Alle machen das Gleiche und haben das gleiche Ziel und da ist es auch super einfach, neue Freunde zu finden.

Paula Korn
Mount Katahdin Wanderung
Neue Freunde zu finden war für Paula während der Wanderung nicht schwer. Bild: Privat

"Dann kommst du an die Shelters, wo die Leute übernachten, oder auch an eine Camp-Stelle", erzählt die junge Frau. "Und da sind dann alle." An sogenannten "Bottlenecks" – in Trailstädten zum Beispiel – sammelten sich viele Leute dort, wo alle Lebensmittel kauften. "Da ist dann meistens richtig gute Stimmung. Alle machen das Gleiche und haben das gleiche Ziel und das ist es auch super einfach, neue Freunde zu finden."

Nie ans Aufgeben gedacht

Mount Katahdin Wanderung See
Besonders die Natur war atemberaubend. Bild: Privat

Wenn die 21-Jährige von ihren Erlebnissen erzählt, strahlen ihre Augen dabei. Die Geschichten, die sie in dem knappen halben Jahr erlebt hat, könnten ein ganzes Buch füllen. Wandern auf Berge, durch Bäche, durch Schluchten, durch viel unwegsames Gelände. Zelten am See, atemberaubende Aussichten, Tiere in freier Wildbahn und immer wieder: einfach nur laufen.

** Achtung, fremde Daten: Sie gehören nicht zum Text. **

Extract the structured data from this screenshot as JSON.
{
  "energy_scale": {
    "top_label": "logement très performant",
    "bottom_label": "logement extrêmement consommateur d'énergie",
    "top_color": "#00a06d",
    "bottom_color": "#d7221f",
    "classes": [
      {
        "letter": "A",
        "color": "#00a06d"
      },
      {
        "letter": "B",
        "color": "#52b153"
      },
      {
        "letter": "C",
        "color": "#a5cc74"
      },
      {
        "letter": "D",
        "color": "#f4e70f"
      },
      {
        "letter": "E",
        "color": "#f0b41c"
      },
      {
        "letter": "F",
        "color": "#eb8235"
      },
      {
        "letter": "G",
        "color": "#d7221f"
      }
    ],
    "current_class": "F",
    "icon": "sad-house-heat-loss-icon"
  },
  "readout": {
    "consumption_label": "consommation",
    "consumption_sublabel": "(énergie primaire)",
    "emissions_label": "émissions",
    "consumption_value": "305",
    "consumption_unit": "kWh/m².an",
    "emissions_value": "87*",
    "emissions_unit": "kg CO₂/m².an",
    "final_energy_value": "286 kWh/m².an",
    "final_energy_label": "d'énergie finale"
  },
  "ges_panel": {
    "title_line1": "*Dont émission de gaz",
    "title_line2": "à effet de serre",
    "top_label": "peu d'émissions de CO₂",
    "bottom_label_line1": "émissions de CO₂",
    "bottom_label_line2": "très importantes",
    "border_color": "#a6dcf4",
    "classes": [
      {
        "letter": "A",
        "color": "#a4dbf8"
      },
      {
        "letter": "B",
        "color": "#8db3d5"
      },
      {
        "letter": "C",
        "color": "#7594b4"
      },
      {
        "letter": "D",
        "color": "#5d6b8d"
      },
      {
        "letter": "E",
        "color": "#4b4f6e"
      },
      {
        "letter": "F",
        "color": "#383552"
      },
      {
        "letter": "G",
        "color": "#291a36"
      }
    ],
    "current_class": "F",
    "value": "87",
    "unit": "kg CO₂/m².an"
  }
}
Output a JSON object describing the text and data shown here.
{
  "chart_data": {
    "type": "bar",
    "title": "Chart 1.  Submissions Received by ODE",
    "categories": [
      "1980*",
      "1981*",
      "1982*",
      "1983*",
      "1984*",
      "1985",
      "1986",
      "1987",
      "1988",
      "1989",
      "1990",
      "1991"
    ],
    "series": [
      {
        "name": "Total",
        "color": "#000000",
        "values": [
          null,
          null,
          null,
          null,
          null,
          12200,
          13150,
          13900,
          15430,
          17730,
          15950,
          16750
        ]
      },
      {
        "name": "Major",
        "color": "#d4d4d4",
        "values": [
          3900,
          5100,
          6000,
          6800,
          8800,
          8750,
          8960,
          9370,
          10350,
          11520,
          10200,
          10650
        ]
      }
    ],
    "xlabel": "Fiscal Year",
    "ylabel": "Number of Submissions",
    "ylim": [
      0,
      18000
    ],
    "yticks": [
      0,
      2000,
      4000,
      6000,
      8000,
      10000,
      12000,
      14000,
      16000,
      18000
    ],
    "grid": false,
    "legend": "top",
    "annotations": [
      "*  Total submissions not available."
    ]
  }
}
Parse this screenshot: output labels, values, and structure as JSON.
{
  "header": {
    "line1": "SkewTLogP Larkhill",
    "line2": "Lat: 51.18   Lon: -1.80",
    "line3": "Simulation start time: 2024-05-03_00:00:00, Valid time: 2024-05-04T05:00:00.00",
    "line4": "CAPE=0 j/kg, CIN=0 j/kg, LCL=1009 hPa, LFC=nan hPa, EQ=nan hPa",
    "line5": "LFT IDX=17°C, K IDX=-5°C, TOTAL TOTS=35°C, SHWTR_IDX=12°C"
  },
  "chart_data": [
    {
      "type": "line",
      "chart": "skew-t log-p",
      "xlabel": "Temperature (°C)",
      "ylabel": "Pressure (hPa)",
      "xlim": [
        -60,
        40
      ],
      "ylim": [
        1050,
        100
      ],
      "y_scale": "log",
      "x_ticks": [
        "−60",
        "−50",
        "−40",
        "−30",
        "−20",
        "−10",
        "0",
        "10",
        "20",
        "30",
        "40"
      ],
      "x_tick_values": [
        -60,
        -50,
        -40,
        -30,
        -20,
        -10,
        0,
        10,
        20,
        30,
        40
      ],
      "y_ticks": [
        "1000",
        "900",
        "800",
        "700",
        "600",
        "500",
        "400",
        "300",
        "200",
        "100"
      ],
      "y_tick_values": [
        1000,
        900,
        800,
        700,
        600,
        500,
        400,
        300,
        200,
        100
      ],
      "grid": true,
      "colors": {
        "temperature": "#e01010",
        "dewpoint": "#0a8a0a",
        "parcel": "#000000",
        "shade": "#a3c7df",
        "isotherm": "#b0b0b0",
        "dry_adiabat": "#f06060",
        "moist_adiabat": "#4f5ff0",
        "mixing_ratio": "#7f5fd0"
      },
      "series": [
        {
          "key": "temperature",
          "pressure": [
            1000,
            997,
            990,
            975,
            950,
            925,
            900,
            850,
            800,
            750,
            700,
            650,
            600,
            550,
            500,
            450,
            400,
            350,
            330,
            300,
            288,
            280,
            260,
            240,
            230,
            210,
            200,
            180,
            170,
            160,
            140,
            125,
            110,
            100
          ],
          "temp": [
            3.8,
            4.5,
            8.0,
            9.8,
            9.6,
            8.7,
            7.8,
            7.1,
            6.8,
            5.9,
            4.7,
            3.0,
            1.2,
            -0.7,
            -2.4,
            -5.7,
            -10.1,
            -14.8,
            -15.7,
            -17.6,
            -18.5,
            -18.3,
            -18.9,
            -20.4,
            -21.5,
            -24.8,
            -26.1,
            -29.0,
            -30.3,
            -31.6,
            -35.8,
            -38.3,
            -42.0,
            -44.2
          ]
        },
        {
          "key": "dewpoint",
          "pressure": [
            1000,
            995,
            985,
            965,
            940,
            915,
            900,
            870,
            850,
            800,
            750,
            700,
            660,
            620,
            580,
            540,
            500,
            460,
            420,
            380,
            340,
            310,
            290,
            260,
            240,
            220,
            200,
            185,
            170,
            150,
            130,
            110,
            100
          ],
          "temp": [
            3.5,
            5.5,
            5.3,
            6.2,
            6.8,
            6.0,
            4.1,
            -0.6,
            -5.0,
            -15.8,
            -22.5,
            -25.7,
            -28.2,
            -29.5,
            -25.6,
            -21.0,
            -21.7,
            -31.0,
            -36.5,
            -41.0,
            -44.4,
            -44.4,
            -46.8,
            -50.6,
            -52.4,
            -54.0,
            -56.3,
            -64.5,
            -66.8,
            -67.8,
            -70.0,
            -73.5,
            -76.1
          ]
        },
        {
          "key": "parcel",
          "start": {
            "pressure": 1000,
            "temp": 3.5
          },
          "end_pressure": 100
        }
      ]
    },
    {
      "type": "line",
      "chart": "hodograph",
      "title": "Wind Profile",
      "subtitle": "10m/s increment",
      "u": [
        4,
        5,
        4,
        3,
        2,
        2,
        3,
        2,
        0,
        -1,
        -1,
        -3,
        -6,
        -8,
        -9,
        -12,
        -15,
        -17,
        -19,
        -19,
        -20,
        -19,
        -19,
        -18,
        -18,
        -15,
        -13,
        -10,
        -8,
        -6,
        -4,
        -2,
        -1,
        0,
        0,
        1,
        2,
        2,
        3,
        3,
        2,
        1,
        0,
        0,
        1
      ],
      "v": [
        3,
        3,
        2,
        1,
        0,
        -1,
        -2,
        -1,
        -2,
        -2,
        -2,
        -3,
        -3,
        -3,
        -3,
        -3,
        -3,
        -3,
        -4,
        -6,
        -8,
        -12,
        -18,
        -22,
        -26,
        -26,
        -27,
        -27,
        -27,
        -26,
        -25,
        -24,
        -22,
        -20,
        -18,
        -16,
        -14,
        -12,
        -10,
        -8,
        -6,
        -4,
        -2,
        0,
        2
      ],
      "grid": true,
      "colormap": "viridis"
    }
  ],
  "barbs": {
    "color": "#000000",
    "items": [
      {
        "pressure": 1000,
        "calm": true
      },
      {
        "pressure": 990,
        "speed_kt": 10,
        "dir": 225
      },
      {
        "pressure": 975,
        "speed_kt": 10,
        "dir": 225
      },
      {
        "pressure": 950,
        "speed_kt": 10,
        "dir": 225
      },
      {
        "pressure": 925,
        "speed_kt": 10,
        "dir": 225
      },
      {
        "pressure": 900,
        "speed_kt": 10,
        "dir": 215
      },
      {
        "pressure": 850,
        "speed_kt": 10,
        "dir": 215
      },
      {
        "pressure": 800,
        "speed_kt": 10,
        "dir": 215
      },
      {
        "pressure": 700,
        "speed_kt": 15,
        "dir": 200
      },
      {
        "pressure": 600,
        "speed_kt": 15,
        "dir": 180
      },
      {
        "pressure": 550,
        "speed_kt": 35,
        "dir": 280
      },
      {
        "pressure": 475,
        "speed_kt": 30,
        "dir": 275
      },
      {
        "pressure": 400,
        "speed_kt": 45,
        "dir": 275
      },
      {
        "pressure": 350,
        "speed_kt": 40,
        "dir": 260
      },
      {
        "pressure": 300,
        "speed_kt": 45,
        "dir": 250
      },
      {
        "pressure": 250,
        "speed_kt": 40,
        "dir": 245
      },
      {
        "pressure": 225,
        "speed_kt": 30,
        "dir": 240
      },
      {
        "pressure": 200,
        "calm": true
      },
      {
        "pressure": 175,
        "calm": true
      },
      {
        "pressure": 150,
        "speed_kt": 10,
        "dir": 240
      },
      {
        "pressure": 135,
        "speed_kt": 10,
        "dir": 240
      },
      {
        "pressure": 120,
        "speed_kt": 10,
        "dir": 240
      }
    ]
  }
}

Nur 20 Prozent derjenigen, die auf dem Trail starten, halten es durch, die 3.500 Kilometer bis zum Schluss zu laufen. Ans Aufgeben hat Paula nie gedacht, wie sie sagt. "Ich hatte immer genug Gründe weiterzumachen und das war es wert. Man wächst über sich hinaus, wenn man trotzdem weitergeht."

Gefahr durch Bären

Es habe aber auch gefährliche Momente gegeben: Einmal ist ein Blitz neben ihr eingeschlagen, den Strom habe sie noch lange danach in ihrem Arm gemerkt. Und ihr sind diverse Schwarzbären begegnet. Vor denen wird auf dem Weg immer wieder gewarnt, weil die Bären aggressiv werden können. Deshalb habe sie ihr Essen immer nachts in einer Tüte in den Baum gehängt, damit die Bären nichts riechen oder klauen.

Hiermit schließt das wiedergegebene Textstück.